Leukemia. 2024 Oct;38(10):2087-2089. doi: 10.1038/s41375-024-02355-y. Epub 2024 Jul 19.
The genetic era has opened the opportunity of using personalized therapeutic approaches, in part based on targeting genes with somatic mutations. For example, lymphomas harboring the highly recurrent CREBBP mutation show dependency on HDAC3, thus selective inhibition of HDAC3 reversed the epigenetic effects of CREBBP mutation, halted lymphoma growth, and induced MHC class II expression, enabling the T-cells to recognize and kill lymphoma cells. However, CREBBP wild type (WT) cells are less sensitive to this approach. In this issue of Leukemia, He et al. have executed a genome-wide CRISPR screening that identified GNAS as a target to maximize the therapeutic activity of HDAC3 inhibition in CREBBP WT lymphoma.

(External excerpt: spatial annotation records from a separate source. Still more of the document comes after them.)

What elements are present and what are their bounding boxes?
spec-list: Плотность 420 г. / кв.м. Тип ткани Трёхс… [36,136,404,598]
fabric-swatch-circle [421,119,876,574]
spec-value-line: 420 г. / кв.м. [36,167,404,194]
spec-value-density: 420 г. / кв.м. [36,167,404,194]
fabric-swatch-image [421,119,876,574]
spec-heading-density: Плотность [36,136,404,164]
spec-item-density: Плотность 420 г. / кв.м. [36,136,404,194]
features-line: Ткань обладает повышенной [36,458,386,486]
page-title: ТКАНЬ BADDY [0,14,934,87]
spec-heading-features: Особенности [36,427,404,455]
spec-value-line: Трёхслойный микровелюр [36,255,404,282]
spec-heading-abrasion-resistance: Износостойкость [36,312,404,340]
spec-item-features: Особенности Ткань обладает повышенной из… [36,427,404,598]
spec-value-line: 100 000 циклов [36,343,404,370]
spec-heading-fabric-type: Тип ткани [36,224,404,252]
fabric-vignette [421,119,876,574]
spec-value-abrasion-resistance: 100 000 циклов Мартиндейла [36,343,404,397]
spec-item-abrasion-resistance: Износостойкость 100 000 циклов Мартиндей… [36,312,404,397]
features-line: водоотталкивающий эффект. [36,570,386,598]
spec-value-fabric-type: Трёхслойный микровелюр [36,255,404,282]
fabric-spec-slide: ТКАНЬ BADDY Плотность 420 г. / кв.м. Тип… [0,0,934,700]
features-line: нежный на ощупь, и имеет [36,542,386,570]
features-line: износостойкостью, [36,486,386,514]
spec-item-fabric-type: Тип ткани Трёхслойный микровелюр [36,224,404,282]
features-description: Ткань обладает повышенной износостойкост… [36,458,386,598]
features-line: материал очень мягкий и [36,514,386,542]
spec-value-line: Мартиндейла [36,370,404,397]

基因时代开启了使用个性化治疗方法的机会,部分基于靶向具有体细胞突变的基因。例如,携带高度复发性CREBBP突变的淋巴瘤表现出对HDAC3的依赖性,因此选择性抑制HDAC3可逆转CREBBP突变的表观遗传效应,阻止淋巴瘤生长,并诱导MHC II类表达,使T细胞能够识别并杀死淋巴瘤细胞。然而,CREBBP野生型(WT)细胞对这种方法不太敏感。在本期《白血病》杂志中,何等人进行了全基因组CRISPR筛选,确定GNAS是在CREBBP WT淋巴瘤中最大化HDAC3抑制治疗活性的靶点。